Fasten your seat belts and try to get comfortable; it’s going to be a long flight. You’ve downloaded hours of music and movies well in advance, kept your smartphone within easy reach, and even remembered the disinfectant wipes for those grimy in-seat remote controls. Long-haul flights are never fun, but you’ve prepped and packed well, done the research and steeled yourself for any length of idle time. Certainly, you’ve considered the food options, perhaps even locking in your ticket or choosing a seat. Vegan meals are more widely available than ever, providing essential sustenance when there’s no land in sight for half a day or more, but they still leave quite a bit to be desired.

Snacks are absolutely essential at this critical moment. Countless lists extol the virtues of sturdy grain salads, granola bars, and freeze-dried fruits, but what is it that we need to avoid? As I prepare to embark on an intimidating 14-hour flight, I considered the options for truly terrible choices to bring as in-flight foods.

BAD snack ideas that should remain grounded are as follows:

  • Yogurt, applesauce, and pudding over 3.4 ounces, which is the greatest amount of any “liquid” you can bring on board. That amounts to less than 1/2 cup, so why bother?
  • Dips and spread of all sorts, including but not limited to hummus, peanut butter, salsa, ketchup, and cream cheese. Packed separately, they can be considered a liquid, but you might be able to get around this restriction by bundling them into some kind of sandwich assemblage.
  • Peanuts in general, because you never know when you might be sharing space with an allergic passenger.
  • Whole fruits and vegetables. There are some exceptions to this (like bananas and apples) but many countries have restrictions on fresh produce. For your best bets, always cut and prepare them in advance, stashing them in ziplock bags for later. Smaller, peeled, or pitted, they’re usually easier to munch on without utensils, too.
  • Saucy dishes or overfilled containers, which could get very messy in case of turbulence.
  • Tofu/chickpea egg salad or fishless tuna salad in any format, because such strong odors are unlikely to be appreciated by anyone within a 10-foot radius… Which may very well be the whole plane.
  • Chips or crackers packed in zip lock bag. Factory-sealed is fine, rigid Tupperware will work, but I promise that any other attempts at conveyance will end in a sad handful of crushed crumbs.
  • Raw cauliflower, broccoli, or cabbage for most people.
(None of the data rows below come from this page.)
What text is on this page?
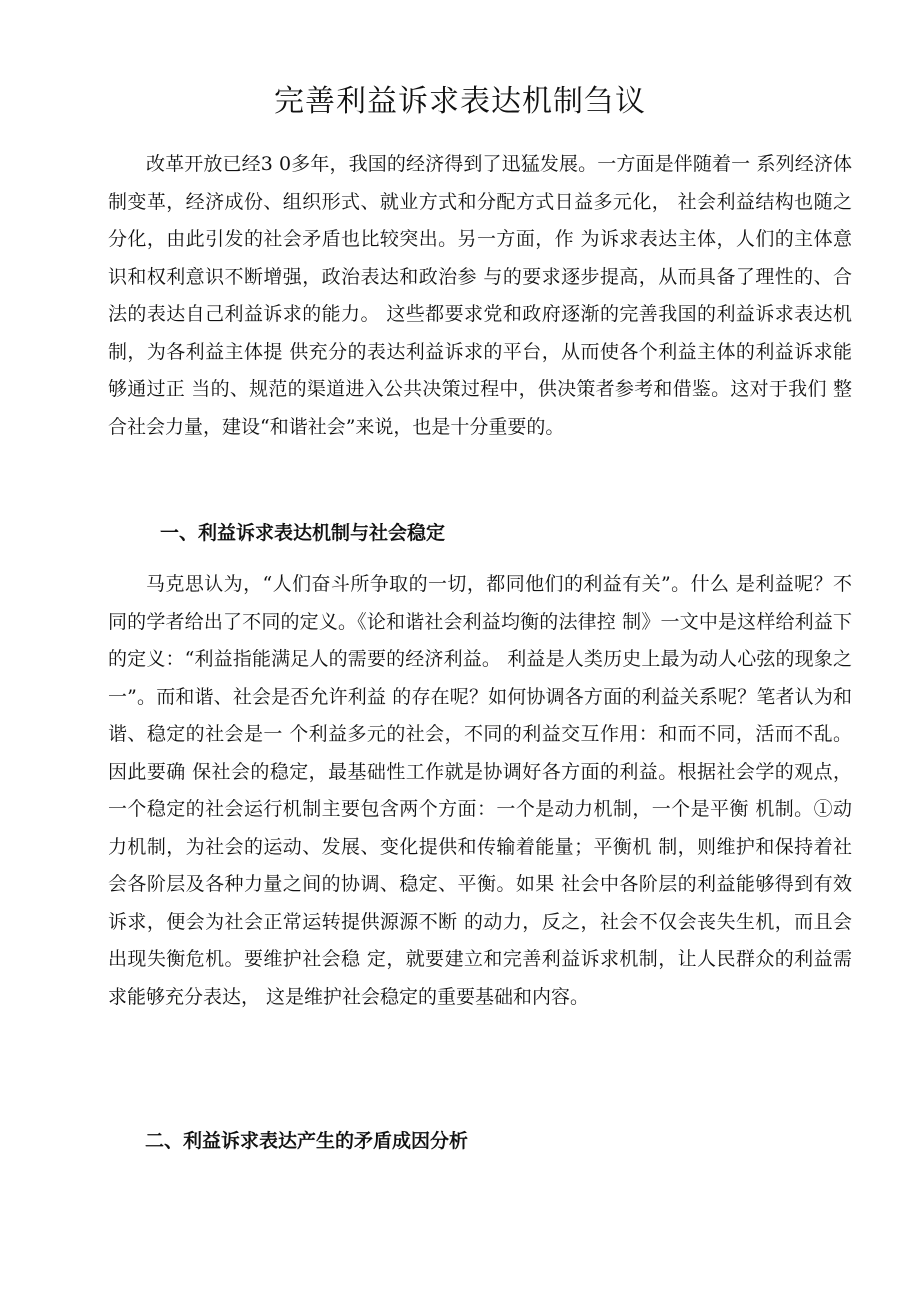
完善利益诉求表达机制刍议

改革开放已经3 0多年，我国的经济得到了迅猛发展。一方面是伴随着一 系列经济体制变革，经济成份、组织形式、就业方式和分配方式日益多元化， 社会利益结构也随之分化，由此引发的社会矛盾也比较突出。另一方面，作 为诉求表达主体，人们的主体意识和权利意识不断增强，政治表达和政治参 与的要求逐步提高，从而具备了理性的、合法的表达自己利益诉求的能力。 这些都要求党和政府逐渐的完善我国的利益诉求表达机制，为各利益主体提 供充分的表达利益诉求的平台，从而使各个利益主体的利益诉求能够通过正 当的、规范的渠道进入公共决策过程中，供决策者参考和借鉴。这对于我们 整合社会力量，建设“和谐社会”来说，也是十分重要的。

一、利益诉求表达机制与社会稳定

马克思认为，“人们奋斗所争取的一切，都同他们的利益有关”。什么 是利益呢？不同的学者给出了不同的定义。《论和谐社会利益均衡的法律控 制》一文中是这样给利益下的定义：“利益指能满足人的需要的经济利益。 利益是人类历史上最为动人心弦的现象之一”。而和谐、社会是否允许利益 的存在呢？如何协调各方面的利益关系呢？笔者认为和谐、稳定的社会是一 个利益多元的社会，不同的利益交互作用：和而不同，活而不乱。因此要确 保社会的稳定，最基础性工作就是协调好各方面的利益。根据社会学的观点， 一个稳定的社会运行机制主要包含两个方面：一个是动力机制，一个是平衡 机制。①动力机制，为社会的运动、发展、变化提供和传输着能量；平衡机 制，则维护和保持着社会各阶层及各种力量之间的协调、稳定、平衡。如果 社会中各阶层的利益能够得到有效诉求，便会为社会正常运转提供源源不断 的动力，反之，社会不仅会丧失生机，而且会出现失衡危机。要维护社会稳 定，就要建立和完善利益诉求机制，让人民群众的利益需求能够充分表达， 这是维护社会稳定的重要基础和内容。

二、利益诉求表达产生的矛盾成因分析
I mean, you know your body, but this kind of roughage just… Don’t sit well with most people. I’ll just leave it at that.
  • Excessive onions or garlic. Pretend you’re on a date with the other 100+ passengers on the flight; that dragon breath will not win you any new friends.
  • Caffeinated drink mixes, despite the fact that fun flavors might make it easier to drink more water. You don’t need extra energy to sit on your butt all day; the excess is likely to make you more agitated and anxious.

What’s on your no-fly list? Did you have to learn the hard way, or suffer from the poor decisions of your fellow flyers? Hopefully no one has to travel on an empty stomach after carefully weighing the choices!